Thursday, 2 January 2014

Happy New Year

2013 seems to have been a year of transitions. Here in the UK, it has seen us moving from economic misery to something that may be economic happiness (at least until next time). Less seriously (or more seriously, depending on how you look at life) Dr Who regenerated. The Pope regenerated too and we're all looking forward to seeing how the new pontiff leads his church forward. Hopefully he will only have to face a deeply conservative Vatican establishment, rather than the Daleks - though he might well find the Daleks less scary.

Thanks to Edward Snowden I now know that this blog has even more readers than I thought (*waves to nice man in the NSA*) and we can expect the after-shocks of those revelations to rumble on for a while.

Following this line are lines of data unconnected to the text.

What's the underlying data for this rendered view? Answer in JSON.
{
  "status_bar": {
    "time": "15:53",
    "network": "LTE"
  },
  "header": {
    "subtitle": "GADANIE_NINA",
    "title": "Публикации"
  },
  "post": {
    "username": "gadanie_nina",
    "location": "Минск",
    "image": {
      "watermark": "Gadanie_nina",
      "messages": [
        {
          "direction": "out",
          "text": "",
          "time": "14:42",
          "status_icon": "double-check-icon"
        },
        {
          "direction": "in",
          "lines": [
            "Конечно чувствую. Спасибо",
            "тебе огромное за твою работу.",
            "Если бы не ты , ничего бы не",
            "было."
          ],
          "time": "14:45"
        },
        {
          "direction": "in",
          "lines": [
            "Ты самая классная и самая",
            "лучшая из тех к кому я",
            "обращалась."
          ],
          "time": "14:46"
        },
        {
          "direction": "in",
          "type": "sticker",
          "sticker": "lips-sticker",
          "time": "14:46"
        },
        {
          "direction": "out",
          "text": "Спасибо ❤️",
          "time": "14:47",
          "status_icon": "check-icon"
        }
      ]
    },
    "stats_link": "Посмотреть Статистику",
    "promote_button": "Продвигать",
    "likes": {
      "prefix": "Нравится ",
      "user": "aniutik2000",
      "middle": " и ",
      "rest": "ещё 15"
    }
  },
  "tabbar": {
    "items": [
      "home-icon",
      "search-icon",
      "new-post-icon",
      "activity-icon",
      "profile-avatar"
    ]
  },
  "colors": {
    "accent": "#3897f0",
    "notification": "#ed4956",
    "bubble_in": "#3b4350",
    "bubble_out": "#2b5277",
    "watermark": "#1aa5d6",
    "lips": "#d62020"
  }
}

In Afghanistan, UK and US troops continued to pack up, ready for a withdrawal that should see fewer UK soldiers come home in coffins in 2014. I wish I could say that this transition will finally come to an end in 2014, but it won't. UK and US military involvement (aka "training" and "support" of local forces) will continue, but hopefully on a scale that will keep the number of our deaths down. I'd love to say that 2013 was a transition year to something better for Afghans too, but it wasn't. It was a transition to something far worse. I'm writing this here in the hope that you can all laugh at me and say how wrong I was at the end of the year, but I really, really doubt that.

Nelson Mandela's death was also a transition moment. Its impact may have been purely symbolic, but it marked the passing of an era. We do not know what the future holds for South Africa but it will be different from its past and Mandela's legacy is that we can all hope its future will be brighter than anyone could have imagined before his presidency.

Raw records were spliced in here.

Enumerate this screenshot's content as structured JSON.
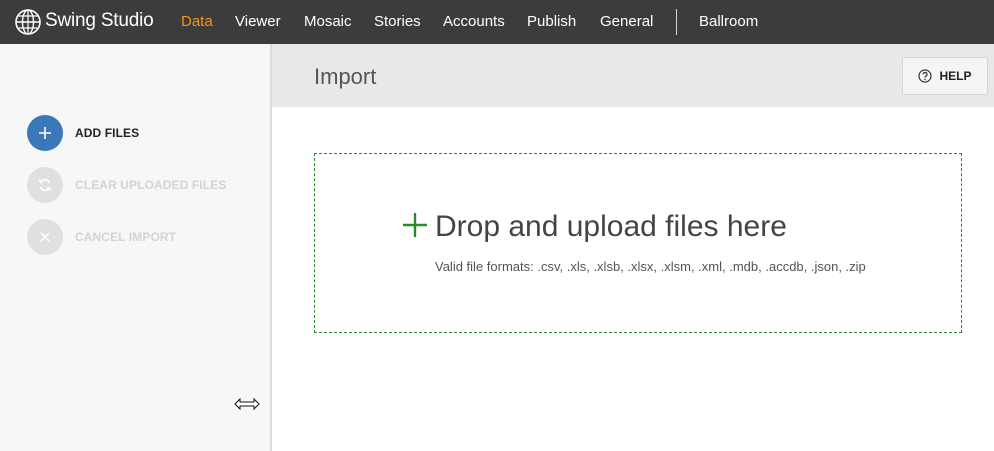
{
  "app": {
    "name": "Swing Studio"
  },
  "nav": {
    "items": [
      {
        "label": "Data",
        "active": true
      },
      {
        "label": "Viewer",
        "active": false
      },
      {
        "label": "Mosaic",
        "active": false
      },
      {
        "label": "Stories",
        "active": false
      },
      {
        "label": "Accounts",
        "active": false
      },
      {
        "label": "Publish",
        "active": false
      },
      {
        "label": "General",
        "active": false
      }
    ],
    "workspace": "Ballroom"
  },
  "sidebar": {
    "actions": [
      {
        "label": "ADD FILES",
        "icon": "plus-icon",
        "enabled": true
      },
      {
        "label": "CLEAR UPLOADED FILES",
        "icon": "refresh-icon",
        "enabled": false
      },
      {
        "label": "CANCEL IMPORT",
        "icon": "close-icon",
        "enabled": false
      }
    ]
  },
  "header": {
    "title": "Import",
    "help_label": "HELP"
  },
  "dropzone": {
    "title": "Drop and upload files here",
    "formats": "Valid file formats: .csv, .xls, .xlsb, .xlsx, .xlsm, .xml, .mdb, .accdb, .json, .zip"
  },
  "colors": {
    "topbar": "#3c3c3c",
    "nav_active": "#f7941d",
    "primary_button": "#3b78b7",
    "dropzone_border": "#2a8a2a"
  }
}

This started as a quick 'Hello and Happy New Year' because the laws of the blogosphere seem to suggest that I have to write that. Then it somehow got much more serious than it was meant to. But that's the good thing about new years: they make you look back and think about the twelve months that led up to them. And I still think that 2013 was not, in itself, a great year, but it's one that offers some hope that 2014 could be special.

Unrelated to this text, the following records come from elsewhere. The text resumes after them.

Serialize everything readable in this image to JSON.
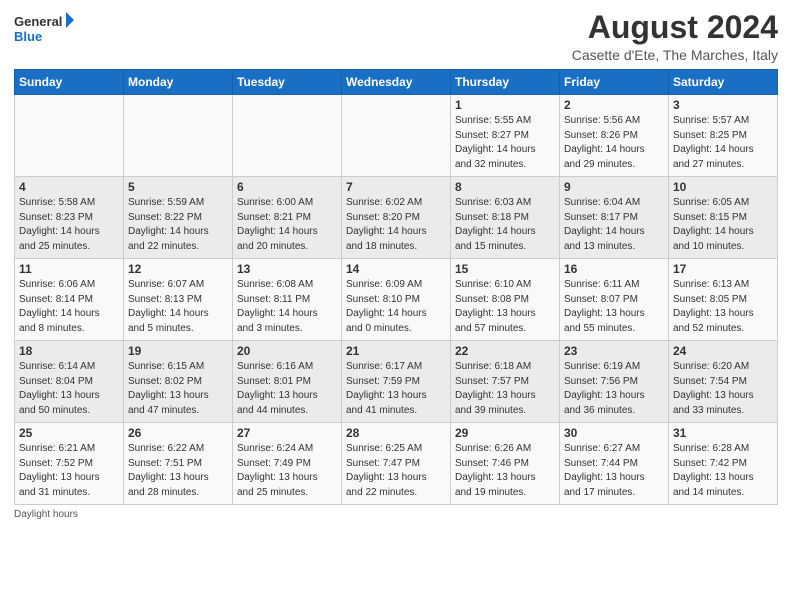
{
  "logo": {
    "line1": "General",
    "line2": "Blue"
  },
  "title": "August 2024",
  "subtitle": "Casette d'Ete, The Marches, Italy",
  "weekdays": [
    "Sunday",
    "Monday",
    "Tuesday",
    "Wednesday",
    "Thursday",
    "Friday",
    "Saturday"
  ],
  "weeks": [
    [
      {
        "day": "",
        "info": ""
      },
      {
        "day": "",
        "info": ""
      },
      {
        "day": "",
        "info": ""
      },
      {
        "day": "",
        "info": ""
      },
      {
        "day": "1",
        "info": "Sunrise: 5:55 AM\nSunset: 8:27 PM\nDaylight: 14 hours and 32 minutes."
      },
      {
        "day": "2",
        "info": "Sunrise: 5:56 AM\nSunset: 8:26 PM\nDaylight: 14 hours and 29 minutes."
      },
      {
        "day": "3",
        "info": "Sunrise: 5:57 AM\nSunset: 8:25 PM\nDaylight: 14 hours and 27 minutes."
      }
    ],
    [
      {
        "day": "4",
        "info": "Sunrise: 5:58 AM\nSunset: 8:23 PM\nDaylight: 14 hours and 25 minutes."
      },
      {
        "day": "5",
        "info": "Sunrise: 5:59 AM\nSunset: 8:22 PM\nDaylight: 14 hours and 22 minutes."
      },
      {
        "day": "6",
        "info": "Sunrise: 6:00 AM\nSunset: 8:21 PM\nDaylight: 14 hours and 20 minutes."
      },
      {
        "day": "7",
        "info": "Sunrise: 6:02 AM\nSunset: 8:20 PM\nDaylight: 14 hours and 18 minutes."
      },
      {
        "day": "8",
        "info": "Sunrise: 6:03 AM\nSunset: 8:18 PM\nDaylight: 14 hours and 15 minutes."
      },
      {
        "day": "9",
        "info": "Sunrise: 6:04 AM\nSunset: 8:17 PM\nDaylight: 14 hours and 13 minutes."
      },
      {
        "day": "10",
        "info": "Sunrise: 6:05 AM\nSunset: 8:15 PM\nDaylight: 14 hours and 10 minutes."
      }
    ],
    [
      {
        "day": "11",
        "info": "Sunrise: 6:06 AM\nSunset: 8:14 PM\nDaylight: 14 hours and 8 minutes."
      },
      {
        "day": "12",
        "info": "Sunrise: 6:07 AM\nSunset: 8:13 PM\nDaylight: 14 hours and 5 minutes."
      },
      {
        "day": "13",
        "info": "Sunrise: 6:08 AM\nSunset: 8:11 PM\nDaylight: 14 hours and 3 minutes."
      },
      {
        "day": "14",
        "info": "Sunrise: 6:09 AM\nSunset: 8:10 PM\nDaylight: 14 hours and 0 minutes."
      },
      {
        "day": "15",
        "info": "Sunrise: 6:10 AM\nSunset: 8:08 PM\nDaylight: 13 hours and 57 minutes."
      },
      {
        "day": "16",
        "info": "Sunrise: 6:11 AM\nSunset: 8:07 PM\nDaylight: 13 hours and 55 minutes."
      },
      {
        "day": "17",
        "info": "Sunrise: 6:13 AM\nSunset: 8:05 PM\nDaylight: 13 hours and 52 minutes."
      }
    ],
    [
      {
        "day": "18",
        "info": "Sunrise: 6:14 AM\nSunset: 8:04 PM\nDaylight: 13 hours and 50 minutes."
      },
      {
        "day": "19",
        "info": "Sunrise: 6:15 AM\nSunset: 8:02 PM\nDaylight: 13 hours and 47 minutes."
      },
      {
        "day": "20",
        "info": "Sunrise: 6:16 AM\nSunset: 8:01 PM\nDaylight: 13 hours and 44 minutes."
      },
      {
        "day": "21",
        "info": "Sunrise: 6:17 AM\nSunset: 7:59 PM\nDaylight: 13 hours and 41 minutes."
      },
      {
        "day": "22",
        "info": "Sunrise: 6:18 AM\nSunset: 7:57 PM\nDaylight: 13 hours and 39 minutes."
      },
      {
        "day": "23",
        "info": "Sunrise: 6:19 AM\nSunset: 7:56 PM\nDaylight: 13 hours and 36 minutes."
      },
      {
        "day": "24",
        "info": "Sunrise: 6:20 AM\nSunset: 7:54 PM\nDaylight: 13 hours and 33 minutes."
      }
    ],
    [
      {
        "day": "25",
        "info": "Sunrise: 6:21 AM\nSunset: 7:52 PM\nDaylight: 13 hours and 31 minutes."
      },
      {
        "day": "26",
        "info": "Sunrise: 6:22 AM\nSunset: 7:51 PM\nDaylight: 13 hours and 28 minutes."
      },
      {
        "day": "27",
        "info": "Sunrise: 6:24 AM\nSunset: 7:49 PM\nDaylight: 13 hours and 25 minutes."
      },
      {
        "day": "28",
        "info": "Sunrise: 6:25 AM\nSunset: 7:47 PM\nDaylight: 13 hours and 22 minutes."
      },
      {
        "day": "29",
        "info": "Sunrise: 6:26 AM\nSunset: 7:46 PM\nDaylight: 13 hours and 19 minutes."
      },
      {
        "day": "30",
        "info": "Sunrise: 6:27 AM\nSunset: 7:44 PM\nDaylight: 13 hours and 17 minutes."
      },
      {
        "day": "31",
        "info": "Sunrise: 6:28 AM\nSunset: 7:42 PM\nDaylight: 13 hours and 14 minutes."
      }
    ]
  ],
  "footer": "Daylight hours"
}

Part of the reason for my optimistic mood is some good news that I got at the very end of 2013. It's news that I'll share with everyone as soon it's all confirmed. Keep reading the blog and I'll let you know as soon as I can. I'm thinking that, for one author, 2014 could be a very good year indeed.

Happy New Year, everyone.

1 comment:

  1. 2013 was an odd one, but I'm with you in hoping that at least some things may be looking up. Happy new year, Tom!

    Now time to be optimistic about blogging.

    Oh, and "real" writing too ... :) Fingers crossed for your news!